Wolfgang Pehnt (1931-2023), hier 2018
Foto: Benedikt Kraft
Ganz besonders ist dem Autor dieser Zeilen Wolfgang Pehnts kleine, jedoch den Forscher und Menschen Pehnt in vielerlei Hinsicht offenbarende Arbeit "So etwas wie Heimat: Berichte über deutsche Orte" (1997) in der "Statement Reihe" bei Lindinger und Schmid. Den Überblick über das publizierte Werk ist schier unmöglich und man wird wohl eine vielseitige Bibliografie anlegen müssen, um das umfangreiche Werk der Veröffentlichungen in Katalogen, Sammelbänden, Lexika, Jahrbüchern, Fachzeitschriften und Tageszeitungen überhaupt ansatzweise zu erfassen, denn Wolfgang Pehnt war eine Stimme im deutschsprachigen Architekturdiskurs. Und vielleicht war seine Stimme auch deshalb so wahrnehmbar, weil seine Sicht auf das Gebaute von außen kam, Pehnt war Germanist, Kunsthistoriker und Philosoph, promovier hatte er an der Universität Frankfurt a. M. bei Prof. Josef Kunz 1957 zum Thema "Zeiterlebnis und Zeitdeutung in Goethes Lyrik". Bis zur Architektur dauerte es von da aus noch 15 Jahre.
St. Gertrud, Köln (Arch.: Gottfried Böhm). Auch in: Wolfgang Pehnt, Gottfried Böhm. Birkhäuser, 1999
Foto: Benedikt Kraft
Wolfgang Pehnt arbeitete u. a. als Lektor bei Gerd Hatje (heute: Hatje Cantz Verlag) in Stuttgart. Von 1963 bis 1995 war er Redakteur, dann Leiter der Abteilung Literatur und Kunst beim Deutschlandfunk. 1995 zeichnete ihn das Land Nordrhein-Westfalen mit einer Titularprofessur aus, in der Folge lehrte er bis 2009 am Kunstgeschichtlichen Institut der Ruhr-Universität Bochum. 2014 erhielt der Professor Dr. Wolfgang Pehnt die Ehrenpromotion durch die Universität Kassel verliehen.
Für sein engagiertes Lebenswerk bekam er Anerkennung durch zahlreiche Auszeichnungen und Ehrenmitgliedschaften, so 1988 den BDA-Preis für Architekturkritik. Pehnt war seit 1994 Mitglied der Akademie der Künste, wo er Ausstellungen zu Rudolf Schwarz und Hans Poelzig kuratierte, Vorträge hielt und sich zu aktuellen Fragen der Architektur und Stadtgestaltung engagierte, so 2018 auch mit seinem Einführungsvortrag auf der renommierten RWTH Aachen Veranstaltung "Identität der Architektur" zum Thema "Material".
Zentralmoschee Köln-Ehrenfeld (Arch.: Paul Böhm).

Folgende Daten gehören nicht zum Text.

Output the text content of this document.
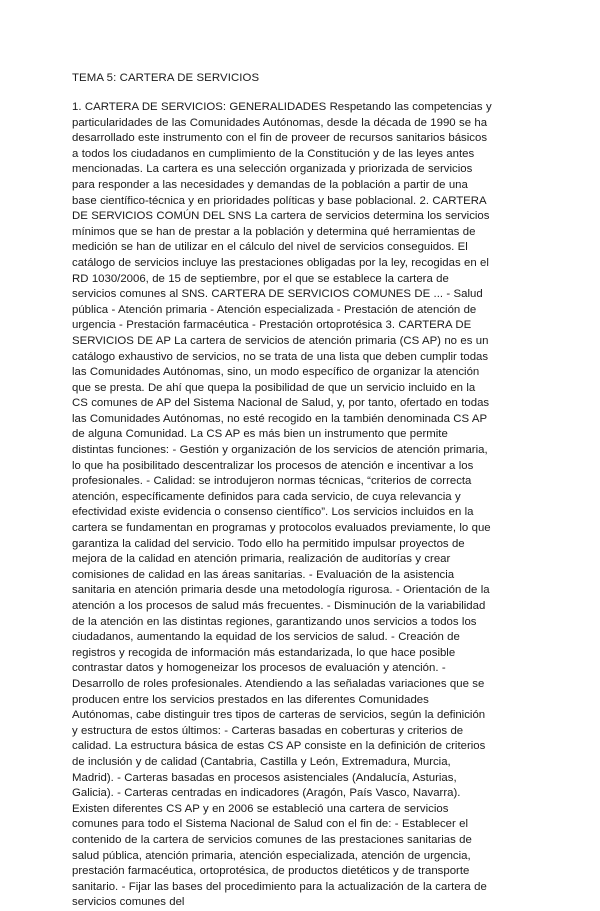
TEMA 5: CARTERA DE SERVICIOS

1. CARTERA DE SERVICIOS: GENERALIDADES Respetando las competencias y particularidades de las Comunidades Autónomas, desde la década de 1990 se ha desarrollado este instrumento con el fin de proveer de recursos sanitarios básicos a todos los ciudadanos en cumplimiento de la Constitución y de las leyes antes mencionadas. La cartera es una selección organizada y priorizada de servicios para responder a las necesidades y demandas de la población a partir de una base científico-técnica y en prioridades políticas y base poblacional. 2. CARTERA DE SERVICIOS COMÚN DEL SNS La cartera de servicios determina los servicios mínimos que se han de prestar a la población y determina qué herramientas de medición se han de utilizar en el cálculo del nivel de servicios conseguidos. El catálogo de servicios incluye las prestaciones obligadas por la ley, recogidas en el RD 1030/2006, de 15 de septiembre, por el que se establece la cartera de servicios comunes al SNS. CARTERA DE SERVICIOS COMUNES DE ... - Salud pública - Atención primaria - Atención especializada - Prestación de atención de urgencia - Prestación farmacéutica - Prestación ortoprotésica 3. CARTERA DE SERVICIOS DE AP La cartera de servicios de atención primaria (CS AP) no es un catálogo exhaustivo de servicios, no se trata de una lista que deben cumplir todas las Comunidades Autónomas, sino, un modo específico de organizar la atención que se presta. De ahí que quepa la posibilidad de que un servicio incluido en la CS comunes de AP del Sistema Nacional de Salud, y, por tanto, ofertado en todas las Comunidades Autónomas, no esté recogido en la también denominada CS AP de alguna Comunidad. La CS AP es más bien un instrumento que permite distintas funciones: - Gestión y organización de los servicios de atención primaria, lo que ha posibilitado descentralizar los procesos de atención e incentivar a los profesionales. - Calidad: se introdujeron normas técnicas, “criterios de correcta atención, específicamente definidos para cada servicio, de cuya relevancia y efectividad existe evidencia o consenso científico”. Los servicios incluidos en la cartera se fundamentan en programas y protocolos evaluados previamente, lo que garantiza la calidad del servicio. Todo ello ha permitido impulsar proyectos de mejora de la calidad en atención primaria, realización de auditorías y crear comisiones de calidad en las áreas sanitarias. - Evaluación de la asistencia sanitaria en atención primaria desde una metodología rigurosa. - Orientación de la atención a los procesos de salud más frecuentes. - Disminución de la variabilidad de la atención en las distintas regiones, garantizando unos servicios a todos los ciudadanos, aumentando la equidad de los servicios de salud. - Creación de registros y recogida de información más estandarizada, lo que hace posible contrastar datos y homogeneizar los procesos de evaluación y atención. - Desarrollo de roles profesionales. Atendiendo a las señaladas variaciones que se producen entre los servicios prestados en las diferentes Comunidades Autónomas, cabe distinguir tres tipos de carteras de servicios, según la definición y estructura de estos últimos: - Carteras basadas en coberturas y criterios de calidad. La estructura básica de estas CS AP consiste en la definición de criterios de inclusión y de calidad (Cantabria, Castilla y León, Extremadura, Murcia, Madrid). - Carteras basadas en procesos asistenciales (Andalucía, Asturias, Galicia). - Carteras centradas en indicadores (Aragón, País Vasco, Navarra). Existen diferentes CS AP y en 2006 se estableció una cartera de servicios comunes para todo el Sistema Nacional de Salud con el fin de: - Establecer el contenido de la cartera de servicios comunes de las prestaciones sanitarias de salud pública, atención primaria, atención especializada, atención de urgencia, prestación farmacéutica, ortoprotésica, de productos dietéticos y de transporte sanitario. - Fijar las bases del procedimiento para la actualización de la cartera de servicios comunes del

Auch in: Wolfgang Pehnt, Paul Böhm - Bauten und Projekte / Buildings and Projects. Edition Axel Menges, 2016
Foto: Benedikt Kraft
Sein Wohnhaus in Köln, in welchem er bis vor einem Jahr wohnte, steht nun mit einer großen Sammlung an Büchern und Manuskripten der Technischen Hochschule Köln als „Pehnthaus“ zur Verfügung und wird somit auch zukünftig ein anregender Ort für Lernende und Forschende sein. Wolfgang Pehnt weihte es selbst noch im Mai 2023 mit einem Vortrag ein.
Dass der Mann nun von uns gegangen ist, ist traurig, aber unumgänglich. Dass wir für seine Nachfolge noch Ausschau halten müssen nach geeigneten Kandidatinnen, ist erwartbar, aber sie werden kommen. Dass das am Ende auch tröstlich ist, weil natürlich die Blicke der Jungen andere sind als die der Alten, das haben wir mit Wolfgang Pehnt ja schon erlebt.